Customer: replied 4 years ago.

My original cost was $77555 inclusive of all fees. Improvements and additions worth $28000 after fire damage were offset by insurance money hence I did not claim them in turbo-tax. I had claimed a total depreciation of $14220 during the rental phase of the house. This I entered as recapture in turbo-tax. Only $8400 was used out of the HELOC for improvements before the bank curtailed that amount from $27800 to $8400 claiming depreciation in home prices.

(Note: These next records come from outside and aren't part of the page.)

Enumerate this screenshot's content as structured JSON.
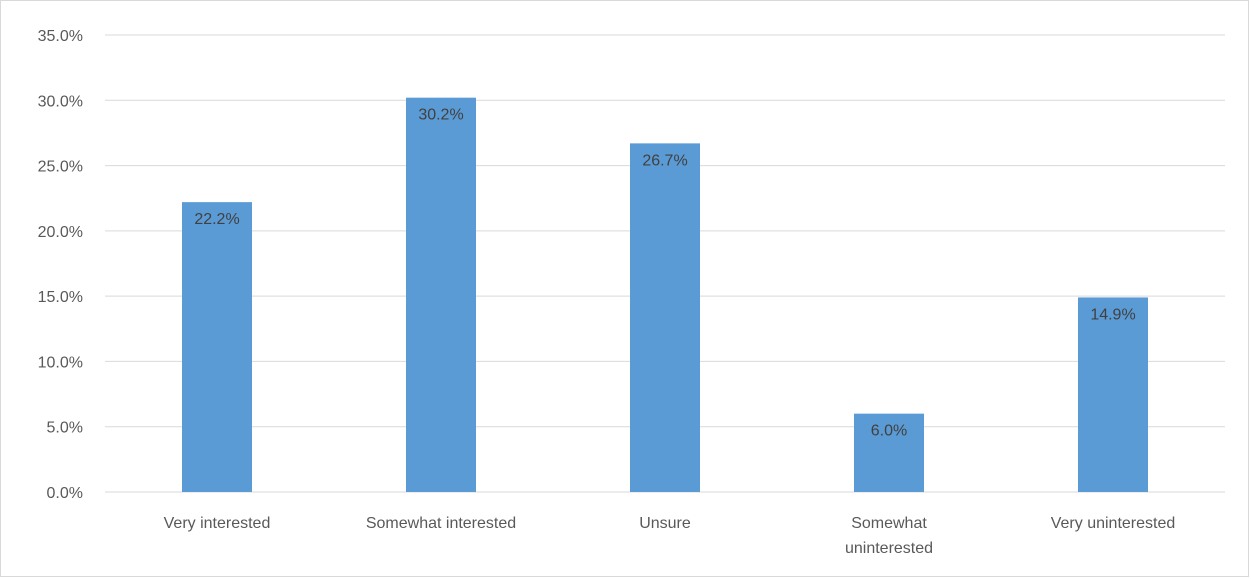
{
  "chart_data": {
    "type": "bar",
    "categories": [
      [
        "Very interested"
      ],
      [
        "Somewhat interested"
      ],
      [
        "Unsure"
      ],
      [
        "Somewhat",
        "uninterested"
      ],
      [
        "Very uninterested"
      ]
    ],
    "values": [
      22.2,
      30.2,
      26.7,
      6.0,
      14.9
    ],
    "data_labels": [
      "22.2%",
      "30.2%",
      "26.7%",
      "6.0%",
      "14.9%"
    ],
    "y_ticks": [
      0,
      5,
      10,
      15,
      20,
      25,
      30,
      35
    ],
    "y_tick_labels": [
      "0.0%",
      "5.0%",
      "10.0%",
      "15.0%",
      "20.0%",
      "25.0%",
      "30.0%",
      "35.0%"
    ],
    "ylim": [
      0,
      35
    ],
    "grid": true,
    "legend": "none",
    "bar_color": "#5b9bd5",
    "grid_color": "#d9d9d9"
  }
}
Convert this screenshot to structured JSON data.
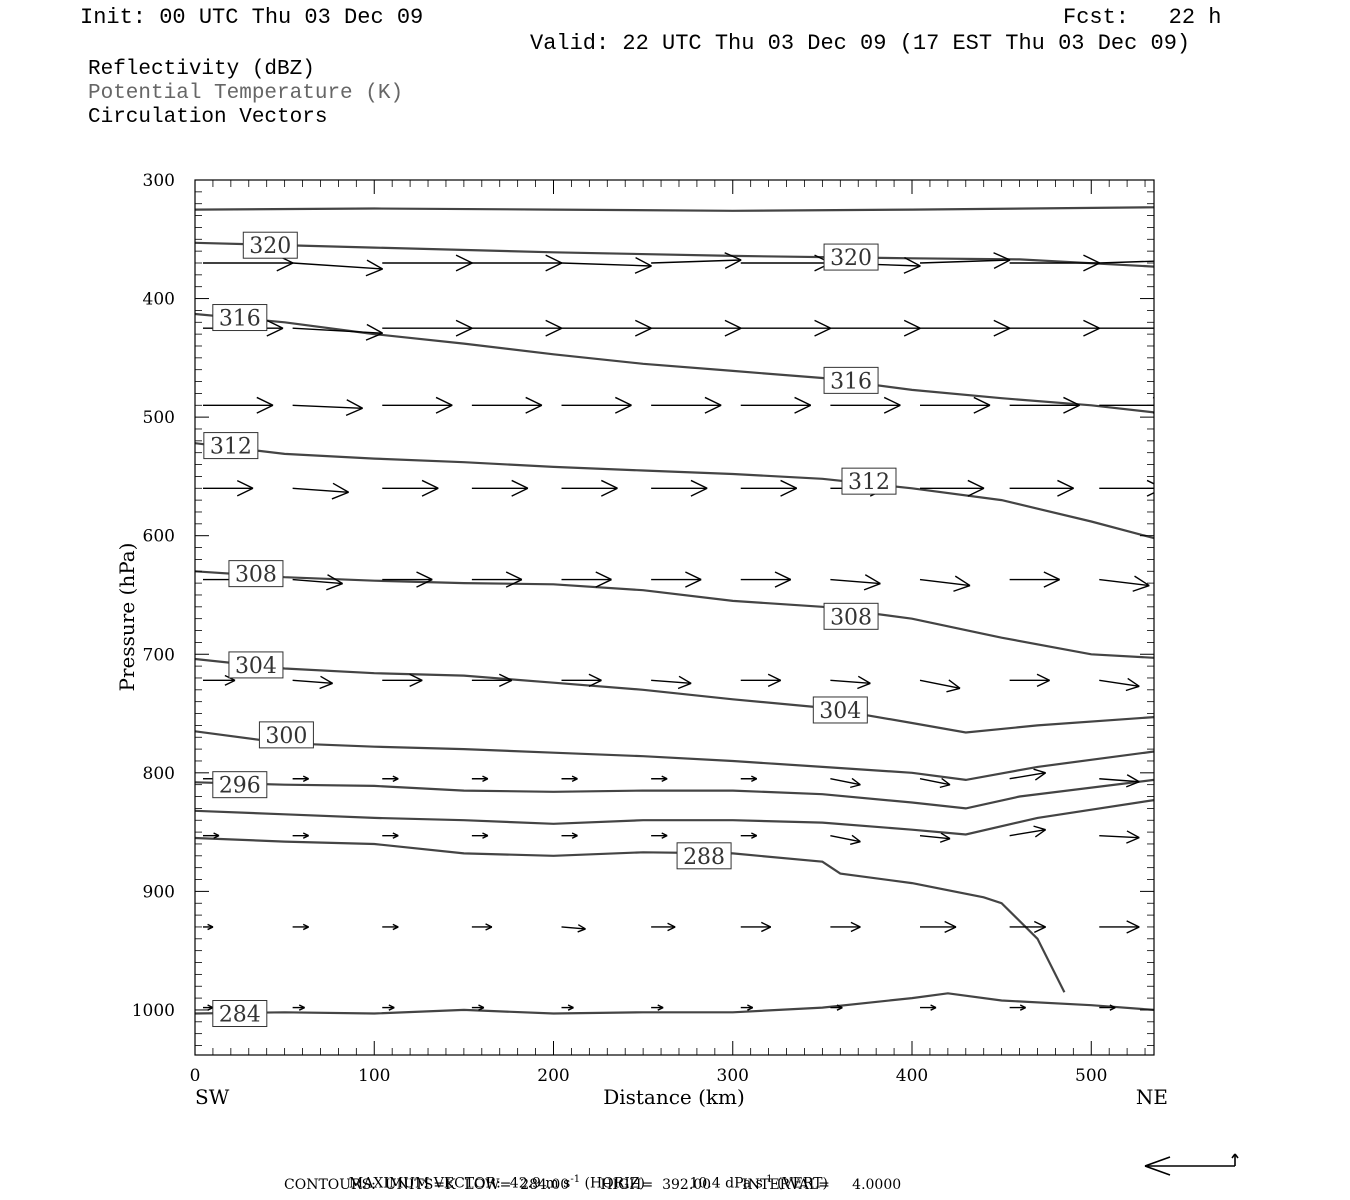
{
  "header": {
    "init": "Init: 00 UTC Thu 03 Dec 09",
    "fcst": "Fcst:   22 h",
    "valid": "Valid: 22 UTC Thu 03 Dec 09 (17 EST Thu 03 Dec 09)"
  },
  "fields": [
    {
      "label": "Reflectivity (dBZ)",
      "color": "#000000"
    },
    {
      "label": "Potential Temperature (K)",
      "color": "#555555"
    },
    {
      "label": "Circulation Vectors",
      "color": "#000000"
    }
  ],
  "footer": {
    "max_vector_prefix": "MAXIMUM VECTOR:",
    "horiz_value": "42.9 m s",
    "horiz_exp": "-1",
    "horiz_label": "(HORIZ)",
    "vert_value": "10.4 dPa s",
    "vert_exp": "-1",
    "vert_label": "(VERT)",
    "contours": "CONTOURS:  UNITS=K  LOW=  284.00       HIGH=  392.00       INTERVAL=     4.0000"
  },
  "chart_data": {
    "type": "line",
    "xlabel": "Distance (km)",
    "ylabel": "Pressure (hPa)",
    "xlim": [
      0,
      535
    ],
    "ylim": [
      1038,
      300
    ],
    "x_ticks": [
      0,
      100,
      200,
      300,
      400,
      500
    ],
    "y_ticks": [
      300,
      400,
      500,
      600,
      700,
      800,
      900,
      1000
    ],
    "left_end_label": "SW",
    "right_end_label": "NE",
    "contour_color": "#444444",
    "vector_color": "#000000",
    "contours": [
      {
        "level": 324,
        "points": [
          [
            0,
            325
          ],
          [
            100,
            324
          ],
          [
            200,
            325
          ],
          [
            300,
            326
          ],
          [
            400,
            325
          ],
          [
            535,
            323
          ]
        ],
        "labels": []
      },
      {
        "level": 320,
        "points": [
          [
            0,
            353
          ],
          [
            100,
            357
          ],
          [
            200,
            361
          ],
          [
            300,
            364
          ],
          [
            400,
            366
          ],
          [
            460,
            367
          ],
          [
            535,
            373
          ]
        ],
        "labels": [
          {
            "x": 42,
            "p": 355,
            "text": "320"
          },
          {
            "x": 366,
            "p": 365,
            "text": "320"
          }
        ]
      },
      {
        "level": 316,
        "points": [
          [
            0,
            413
          ],
          [
            50,
            420
          ],
          [
            100,
            430
          ],
          [
            150,
            438
          ],
          [
            200,
            447
          ],
          [
            250,
            455
          ],
          [
            300,
            461
          ],
          [
            350,
            467
          ],
          [
            400,
            477
          ],
          [
            450,
            484
          ],
          [
            500,
            490
          ],
          [
            535,
            496
          ]
        ],
        "labels": [
          {
            "x": 25,
            "p": 416,
            "text": "316"
          },
          {
            "x": 366,
            "p": 469,
            "text": "316"
          }
        ]
      },
      {
        "level": 312,
        "points": [
          [
            0,
            522
          ],
          [
            50,
            531
          ],
          [
            100,
            535
          ],
          [
            150,
            538
          ],
          [
            200,
            542
          ],
          [
            250,
            545
          ],
          [
            300,
            548
          ],
          [
            350,
            552
          ],
          [
            400,
            560
          ],
          [
            450,
            570
          ],
          [
            500,
            588
          ],
          [
            535,
            602
          ]
        ],
        "labels": [
          {
            "x": 20,
            "p": 524,
            "text": "312"
          },
          {
            "x": 376,
            "p": 554,
            "text": "312"
          }
        ]
      },
      {
        "level": 308,
        "points": [
          [
            0,
            630
          ],
          [
            50,
            635
          ],
          [
            100,
            638
          ],
          [
            150,
            640
          ],
          [
            200,
            641
          ],
          [
            250,
            646
          ],
          [
            300,
            655
          ],
          [
            350,
            660
          ],
          [
            400,
            670
          ],
          [
            450,
            686
          ],
          [
            500,
            700
          ],
          [
            535,
            703
          ]
        ],
        "labels": [
          {
            "x": 34,
            "p": 632,
            "text": "308"
          },
          {
            "x": 366,
            "p": 668,
            "text": "308"
          }
        ]
      },
      {
        "level": 304,
        "points": [
          [
            0,
            704
          ],
          [
            50,
            712
          ],
          [
            100,
            716
          ],
          [
            150,
            718
          ],
          [
            200,
            724
          ],
          [
            250,
            730
          ],
          [
            300,
            738
          ],
          [
            350,
            745
          ],
          [
            400,
            758
          ],
          [
            430,
            766
          ],
          [
            470,
            760
          ],
          [
            535,
            753
          ]
        ],
        "labels": [
          {
            "x": 34,
            "p": 709,
            "text": "304"
          },
          {
            "x": 360,
            "p": 747,
            "text": "304"
          }
        ]
      },
      {
        "level": 300,
        "points": [
          [
            0,
            765
          ],
          [
            50,
            775
          ],
          [
            100,
            778
          ],
          [
            150,
            780
          ],
          [
            200,
            783
          ],
          [
            250,
            786
          ],
          [
            300,
            790
          ],
          [
            350,
            795
          ],
          [
            400,
            800
          ],
          [
            430,
            806
          ],
          [
            470,
            795
          ],
          [
            535,
            782
          ]
        ],
        "labels": [
          {
            "x": 51,
            "p": 768,
            "text": "300"
          }
        ]
      },
      {
        "level": 296,
        "points": [
          [
            0,
            808
          ],
          [
            50,
            810
          ],
          [
            100,
            811
          ],
          [
            150,
            815
          ],
          [
            200,
            816
          ],
          [
            250,
            815
          ],
          [
            300,
            815
          ],
          [
            350,
            818
          ],
          [
            400,
            825
          ],
          [
            430,
            830
          ],
          [
            460,
            820
          ],
          [
            535,
            806
          ]
        ],
        "labels": [
          {
            "x": 25,
            "p": 810,
            "text": "296"
          }
        ]
      },
      {
        "level": 292,
        "points": [
          [
            0,
            832
          ],
          [
            50,
            835
          ],
          [
            100,
            838
          ],
          [
            150,
            840
          ],
          [
            200,
            843
          ],
          [
            250,
            840
          ],
          [
            300,
            840
          ],
          [
            350,
            842
          ],
          [
            400,
            848
          ],
          [
            430,
            852
          ],
          [
            470,
            838
          ],
          [
            535,
            823
          ]
        ],
        "labels": []
      },
      {
        "level": 288,
        "points": [
          [
            0,
            855
          ],
          [
            50,
            858
          ],
          [
            100,
            860
          ],
          [
            150,
            868
          ],
          [
            200,
            870
          ],
          [
            250,
            867
          ],
          [
            300,
            868
          ],
          [
            350,
            875
          ],
          [
            360,
            885
          ],
          [
            400,
            893
          ],
          [
            440,
            905
          ],
          [
            450,
            910
          ],
          [
            470,
            940
          ],
          [
            485,
            985
          ]
        ],
        "labels": [
          {
            "x": 284,
            "p": 870,
            "text": "288"
          }
        ]
      },
      {
        "level": 284,
        "points": [
          [
            0,
            1003
          ],
          [
            50,
            1002
          ],
          [
            100,
            1003
          ],
          [
            150,
            1000
          ],
          [
            200,
            1003
          ],
          [
            250,
            1002
          ],
          [
            300,
            1002
          ],
          [
            350,
            998
          ],
          [
            400,
            990
          ],
          [
            420,
            986
          ],
          [
            450,
            992
          ],
          [
            500,
            996
          ],
          [
            535,
            1000
          ]
        ],
        "labels": [
          {
            "x": 25,
            "p": 1003,
            "text": "284"
          }
        ]
      }
    ],
    "vectors": [
      {
        "p": 370,
        "x": [
          0,
          50,
          100,
          150,
          200,
          250,
          300,
          350,
          400,
          450,
          500
        ],
        "u": [
          45,
          45,
          45,
          45,
          45,
          45,
          45,
          45,
          45,
          45,
          45
        ],
        "dp": [
          0,
          6,
          0,
          0,
          3,
          -3,
          0,
          3,
          -3,
          0,
          -3
        ]
      },
      {
        "p": 425,
        "x": [
          0,
          50,
          100,
          150,
          200,
          250,
          300,
          350,
          400,
          450,
          500
        ],
        "u": [
          40,
          45,
          45,
          45,
          45,
          45,
          45,
          45,
          45,
          45,
          45
        ],
        "dp": [
          0,
          5,
          0,
          0,
          0,
          0,
          0,
          0,
          0,
          0,
          0
        ]
      },
      {
        "p": 490,
        "x": [
          0,
          50,
          100,
          150,
          200,
          250,
          300,
          350,
          400,
          450,
          500
        ],
        "u": [
          35,
          35,
          35,
          35,
          35,
          35,
          35,
          35,
          35,
          35,
          35
        ],
        "dp": [
          0,
          3,
          0,
          0,
          0,
          0,
          0,
          0,
          0,
          0,
          0
        ]
      },
      {
        "p": 560,
        "x": [
          0,
          50,
          100,
          150,
          200,
          250,
          300,
          350,
          400,
          450,
          500
        ],
        "u": [
          25,
          28,
          28,
          28,
          28,
          28,
          28,
          28,
          32,
          32,
          32
        ],
        "dp": [
          0,
          4,
          0,
          0,
          0,
          0,
          0,
          0,
          0,
          0,
          0
        ]
      },
      {
        "p": 637,
        "x": [
          0,
          50,
          100,
          150,
          200,
          250,
          300,
          350,
          400,
          450,
          500
        ],
        "u": [
          22,
          25,
          25,
          25,
          25,
          25,
          25,
          25,
          25,
          25,
          25
        ],
        "dp": [
          0,
          4,
          0,
          0,
          0,
          0,
          0,
          4,
          6,
          0,
          6
        ]
      },
      {
        "p": 722,
        "x": [
          0,
          50,
          100,
          150,
          200,
          250,
          300,
          350,
          400,
          450,
          500
        ],
        "u": [
          16,
          20,
          20,
          20,
          20,
          20,
          20,
          20,
          20,
          20,
          20
        ],
        "dp": [
          0,
          3,
          0,
          0,
          0,
          3,
          0,
          3,
          8,
          0,
          6
        ]
      },
      {
        "p": 805,
        "x": [
          0,
          50,
          100,
          150,
          200,
          250,
          300,
          350,
          400,
          450,
          500
        ],
        "u": [
          8,
          8,
          8,
          8,
          8,
          8,
          8,
          15,
          15,
          18,
          20
        ],
        "dp": [
          0,
          0,
          0,
          0,
          0,
          0,
          0,
          6,
          6,
          -6,
          3
        ]
      },
      {
        "p": 853,
        "x": [
          0,
          50,
          100,
          150,
          200,
          250,
          300,
          350,
          400,
          450,
          500
        ],
        "u": [
          8,
          8,
          8,
          8,
          8,
          8,
          8,
          15,
          15,
          18,
          20
        ],
        "dp": [
          0,
          0,
          0,
          0,
          0,
          0,
          0,
          6,
          3,
          -6,
          2
        ]
      },
      {
        "p": 930,
        "x": [
          0,
          50,
          100,
          150,
          200,
          250,
          300,
          350,
          400,
          450,
          500
        ],
        "u": [
          5,
          8,
          8,
          10,
          12,
          12,
          15,
          15,
          18,
          18,
          20
        ],
        "dp": [
          0,
          0,
          0,
          0,
          2,
          0,
          0,
          0,
          0,
          0,
          0
        ]
      },
      {
        "p": 998,
        "x": [
          0,
          50,
          100,
          150,
          200,
          250,
          300,
          350,
          400,
          450,
          500
        ],
        "u": [
          5,
          6,
          6,
          6,
          6,
          6,
          6,
          6,
          8,
          8,
          8
        ],
        "dp": [
          0,
          0,
          0,
          0,
          0,
          0,
          0,
          0,
          0,
          0,
          0
        ]
      }
    ]
  }
}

The amount that Turbo-Tax says is taxable is exactly the amount i entered as depreciation recapture. Is the insurance claim money reportable to IRS even after the fact? Thanks

Yes, this looks like the depreciation recapture. Your original cost was $77k but I thought you said you took out a second loan for $195k for renovations? Plus the $8400 HELOC. This would put your basis at about $280k, less the depreciation. If you give me some time I can see how to eliminate the depreciation recapture. Perhaps if you increase the basis in TurboTax to the $280k number? I will check. If the house is sold at a loss, there should be no recapture.

As far as the insurance goes, it is not an issue that affects this, as it was only to repair the property, it did not improve or extend the life, it just brought it back to where it was before the fire.